Support Questions

clouderazone · ‎02-04-2016

What is the difference between Partitioner, Combiner, Shuffle and sort phase in Map Reduce. What is the order of execution of these phases. My understanding of the process flow is as follows:

1) Each Map Task output is Partitioned and sorted in memory and Combiner functions runs on it. This output is written to local disk called as Intermediate Data.

2) All the intermediate data from all the DataNodes go through a phase called Shuffle and sort and which is taken care by Hadoop Framework.

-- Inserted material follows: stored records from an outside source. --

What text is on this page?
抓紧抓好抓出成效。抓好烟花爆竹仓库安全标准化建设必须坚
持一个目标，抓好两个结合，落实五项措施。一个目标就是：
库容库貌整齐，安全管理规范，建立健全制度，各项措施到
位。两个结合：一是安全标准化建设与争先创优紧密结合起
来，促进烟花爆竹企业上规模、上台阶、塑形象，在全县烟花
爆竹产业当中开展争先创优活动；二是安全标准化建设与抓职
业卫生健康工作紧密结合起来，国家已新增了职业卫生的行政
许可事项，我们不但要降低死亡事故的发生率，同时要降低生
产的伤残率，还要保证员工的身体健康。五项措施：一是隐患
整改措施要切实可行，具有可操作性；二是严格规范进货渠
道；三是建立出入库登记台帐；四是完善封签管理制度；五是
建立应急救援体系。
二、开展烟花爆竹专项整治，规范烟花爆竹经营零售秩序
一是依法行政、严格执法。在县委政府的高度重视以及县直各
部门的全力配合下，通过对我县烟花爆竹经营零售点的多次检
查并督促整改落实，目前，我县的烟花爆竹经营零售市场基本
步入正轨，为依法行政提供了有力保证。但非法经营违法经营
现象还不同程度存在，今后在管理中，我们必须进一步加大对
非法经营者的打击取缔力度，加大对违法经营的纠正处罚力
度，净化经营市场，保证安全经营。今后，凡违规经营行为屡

3) Sorted output is given as input to Reducers.

Please verify if the process flow is correct and provide your valuable inputs.

bleonhardi · ‎02-04-2016

https://developer.yahoo.com/hadoop/tutorial/module4.html

Map -> Combiner -> Partitioner -> Sort -> Shuffle -> Sort -> Reduce

https://farm3.static.flickr.com/2374/3529959828_0b689d1d5c_o.png

https://farm3.static.flickr.com/2275/3529146683_c8247ff6db_o.png

View solution in original post

bleonhardi · ‎02-07-2016

May I ask why you care? Any specific curiosity or performance problem or just curiosity?

satyap · ‎03-28-2017

@ Benjamin Leonhardi Why sorting is written before shuffling? I think sorting always happen after the shuffling. As there is already combiner to combine(sort) the output on single node. I think when all intermediated data collected using shuffling then sorting is use to make one single input file, which will use by reducer.